话音落下的瞬间,苏元清已经带着家丁撞开了书房的门,他高举着火把,满面狰狞地冲了进来,却被如铁塔般矗立的墨影死死截住。
“滚开!本侯要清理门户!”苏元清厉声咆哮,火光将他因贪婪与心虚而扭曲的脸照得忽明忽暗。
萧长渊正欲开口,身后的苏晚卿却忽然挣脱他的怀抱,一步迈出。
在所有人惊骇的目光中,她猛地扯开了自己本就松散的衣襟!
“嗤啦——”
丝帛碎裂,露出她白皙精致的锁骨,以及锁骨下方,一道早已愈合、却依然狰狞可怖的陈年疤痕!
那是一道被烙铁烫出的伤,形如枷锁。
“父亲,你告诉王爷,我这道伤,是因为所谓的‘疯病’,还是因为当年你为逼我母亲交出救人的信物,好卖个人情给摄政王的仇家,而亲手用烙铁烫上去的?”
她的声音不大,却如惊雷炸响在每个人耳边!
苏元清的脸色“唰”地一下变得惨无人色。
萧长渊的目光死死定在那道疤痕上,瞳孔剧烈收缩。
他像是被什么东西狠狠刺中,眼中翻涌起滔天的痛楚与不敢置信,猛地伸手,一把捂住了苏晚卿的嘴,阻止她再说下去。
他的指尖冰冷,却在控制不住地颤抖。
就在这一刻,或许是因房门被撞开的气流扰动,亦或是机关早已朽坏不堪,那悬于墙腹中的铁链发出一阵令人牙酸的“咯吱”声,竟“哐当”一声,从中断裂!
随着铁链坠地,一个被油纸包裹的物事从墙体深处掉了出来,正好落在苏元清脚边。
油纸散开,露出一张泛黄的信笺。
上面那熟悉的笔迹,正是苏元清的亲笔——那不是告密信,而是一份将萧长渊当年“小太监”的身份明码标价,卖给仇家的“卖身契”!
苏晚卿拨开萧长渊的手,看也不看地上的苏元清,只是弯腰,将那封信笺捡了起来。
她走到苏元清面前,在他惊恐万状的注视下,手腕一扬,那封决定苏家命运的信笺,便如一只蝴蝶,轻飘飘地飞向了他手中那熊熊燃烧的火把。
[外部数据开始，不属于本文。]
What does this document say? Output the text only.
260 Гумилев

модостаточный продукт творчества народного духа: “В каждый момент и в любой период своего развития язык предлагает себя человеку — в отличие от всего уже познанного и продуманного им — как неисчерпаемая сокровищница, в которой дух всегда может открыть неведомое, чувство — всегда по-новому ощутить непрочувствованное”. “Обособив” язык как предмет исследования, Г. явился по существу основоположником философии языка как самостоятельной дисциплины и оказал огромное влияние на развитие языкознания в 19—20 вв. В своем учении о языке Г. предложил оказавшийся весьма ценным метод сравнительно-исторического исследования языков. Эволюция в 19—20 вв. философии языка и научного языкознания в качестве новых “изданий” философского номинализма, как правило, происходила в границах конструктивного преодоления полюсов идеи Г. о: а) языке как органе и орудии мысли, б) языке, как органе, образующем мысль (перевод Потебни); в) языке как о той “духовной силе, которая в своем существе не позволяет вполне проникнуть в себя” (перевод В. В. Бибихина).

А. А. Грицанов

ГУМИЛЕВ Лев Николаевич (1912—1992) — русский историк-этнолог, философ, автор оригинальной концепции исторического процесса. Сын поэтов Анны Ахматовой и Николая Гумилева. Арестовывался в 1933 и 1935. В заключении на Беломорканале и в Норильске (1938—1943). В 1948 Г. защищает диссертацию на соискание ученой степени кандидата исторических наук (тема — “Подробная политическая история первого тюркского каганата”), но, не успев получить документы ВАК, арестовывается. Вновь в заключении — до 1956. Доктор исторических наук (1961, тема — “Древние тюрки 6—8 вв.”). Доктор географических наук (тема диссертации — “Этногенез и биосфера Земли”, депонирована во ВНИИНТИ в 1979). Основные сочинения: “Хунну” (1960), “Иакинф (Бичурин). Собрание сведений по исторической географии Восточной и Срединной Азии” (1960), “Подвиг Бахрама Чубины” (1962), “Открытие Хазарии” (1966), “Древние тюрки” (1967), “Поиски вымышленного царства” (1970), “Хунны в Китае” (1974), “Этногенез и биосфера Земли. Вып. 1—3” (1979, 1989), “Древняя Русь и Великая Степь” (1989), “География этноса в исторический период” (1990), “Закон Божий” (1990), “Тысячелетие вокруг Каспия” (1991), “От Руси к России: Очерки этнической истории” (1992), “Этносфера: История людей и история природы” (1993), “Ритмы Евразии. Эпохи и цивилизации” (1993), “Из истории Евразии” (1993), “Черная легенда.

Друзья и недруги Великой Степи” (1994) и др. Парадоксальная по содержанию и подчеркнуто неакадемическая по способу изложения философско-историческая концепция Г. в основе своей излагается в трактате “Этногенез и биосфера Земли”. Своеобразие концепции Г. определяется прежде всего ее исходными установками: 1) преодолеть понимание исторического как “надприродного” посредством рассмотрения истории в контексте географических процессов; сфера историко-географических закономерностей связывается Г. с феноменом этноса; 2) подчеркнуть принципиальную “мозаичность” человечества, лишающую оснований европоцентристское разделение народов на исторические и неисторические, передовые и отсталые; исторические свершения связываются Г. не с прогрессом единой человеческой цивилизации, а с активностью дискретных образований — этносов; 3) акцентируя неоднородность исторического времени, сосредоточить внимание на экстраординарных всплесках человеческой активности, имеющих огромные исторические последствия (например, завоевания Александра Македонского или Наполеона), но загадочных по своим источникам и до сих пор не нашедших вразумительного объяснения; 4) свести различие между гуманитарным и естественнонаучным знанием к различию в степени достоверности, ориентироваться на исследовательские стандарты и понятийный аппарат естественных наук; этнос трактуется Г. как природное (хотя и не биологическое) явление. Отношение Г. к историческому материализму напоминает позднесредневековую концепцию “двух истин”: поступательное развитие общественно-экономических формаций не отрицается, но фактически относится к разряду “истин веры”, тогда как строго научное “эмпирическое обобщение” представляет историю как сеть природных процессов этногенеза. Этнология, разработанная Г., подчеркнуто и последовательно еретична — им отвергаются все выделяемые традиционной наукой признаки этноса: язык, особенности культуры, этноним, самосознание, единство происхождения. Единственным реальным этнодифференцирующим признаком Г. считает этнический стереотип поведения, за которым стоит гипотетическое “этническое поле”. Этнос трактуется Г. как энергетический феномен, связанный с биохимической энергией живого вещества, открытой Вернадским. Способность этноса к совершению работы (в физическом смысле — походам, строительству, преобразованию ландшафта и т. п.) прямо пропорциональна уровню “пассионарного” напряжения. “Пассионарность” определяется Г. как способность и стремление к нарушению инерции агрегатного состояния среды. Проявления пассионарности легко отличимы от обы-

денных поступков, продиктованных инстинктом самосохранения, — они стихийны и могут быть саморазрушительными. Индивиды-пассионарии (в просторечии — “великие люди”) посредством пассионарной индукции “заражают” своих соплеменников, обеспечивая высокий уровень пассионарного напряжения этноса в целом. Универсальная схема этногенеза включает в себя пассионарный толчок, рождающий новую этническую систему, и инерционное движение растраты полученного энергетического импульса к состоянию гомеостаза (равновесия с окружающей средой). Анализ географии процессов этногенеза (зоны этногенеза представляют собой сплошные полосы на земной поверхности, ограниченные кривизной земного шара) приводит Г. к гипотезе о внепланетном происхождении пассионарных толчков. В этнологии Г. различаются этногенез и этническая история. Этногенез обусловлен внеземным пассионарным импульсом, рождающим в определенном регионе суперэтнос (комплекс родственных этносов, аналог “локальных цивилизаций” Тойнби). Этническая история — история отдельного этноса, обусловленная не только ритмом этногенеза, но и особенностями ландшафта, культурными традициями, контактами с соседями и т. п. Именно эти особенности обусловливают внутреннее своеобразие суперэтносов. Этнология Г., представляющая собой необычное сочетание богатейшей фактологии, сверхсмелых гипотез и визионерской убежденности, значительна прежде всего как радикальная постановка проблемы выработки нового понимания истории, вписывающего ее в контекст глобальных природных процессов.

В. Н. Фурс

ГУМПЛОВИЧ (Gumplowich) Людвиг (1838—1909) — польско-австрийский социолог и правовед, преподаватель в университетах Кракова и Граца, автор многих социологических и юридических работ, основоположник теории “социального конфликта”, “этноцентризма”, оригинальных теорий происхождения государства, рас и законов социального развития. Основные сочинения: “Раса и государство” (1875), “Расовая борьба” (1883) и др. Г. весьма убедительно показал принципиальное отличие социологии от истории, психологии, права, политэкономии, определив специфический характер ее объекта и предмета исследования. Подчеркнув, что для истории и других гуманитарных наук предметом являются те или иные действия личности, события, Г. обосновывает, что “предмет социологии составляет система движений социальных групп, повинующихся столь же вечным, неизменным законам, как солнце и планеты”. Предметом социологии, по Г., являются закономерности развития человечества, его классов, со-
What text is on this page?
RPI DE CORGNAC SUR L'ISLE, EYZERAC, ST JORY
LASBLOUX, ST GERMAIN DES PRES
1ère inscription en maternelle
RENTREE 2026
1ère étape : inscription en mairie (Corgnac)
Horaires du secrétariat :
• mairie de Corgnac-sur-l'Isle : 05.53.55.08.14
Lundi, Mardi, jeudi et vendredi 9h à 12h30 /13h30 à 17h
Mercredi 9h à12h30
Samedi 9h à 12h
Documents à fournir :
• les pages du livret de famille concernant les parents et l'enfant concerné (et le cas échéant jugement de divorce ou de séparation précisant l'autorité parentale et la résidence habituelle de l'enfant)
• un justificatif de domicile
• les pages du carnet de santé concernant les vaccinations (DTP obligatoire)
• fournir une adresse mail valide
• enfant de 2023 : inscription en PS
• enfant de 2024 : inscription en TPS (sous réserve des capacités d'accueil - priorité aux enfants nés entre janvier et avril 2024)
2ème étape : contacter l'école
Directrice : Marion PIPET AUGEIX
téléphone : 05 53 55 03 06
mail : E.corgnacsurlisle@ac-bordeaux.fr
“王爷,”她转过头,唇角勾起一抹淬了冰的笑意,“现在,您觉得要废的,是本宫,还是苏家的家主?”
萧长渊没有回答。
他只是死死地凝视着她,那双深不见底的黑眸里,风暴、烈火、与一种他自己都未曾察觉的、名为心动的滚烫情愫交织翻涌,比那即将吞噬信笺的火光,更要灼人。
眼看信笺就要落入火焰,化为灰烬。
苏元清发出一声野兽般的嘶吼,彻底失去了理智。
他猛地推开面前的家丁,举着火把,疯了一般朝那摇摇欲坠的密室铁链冲去。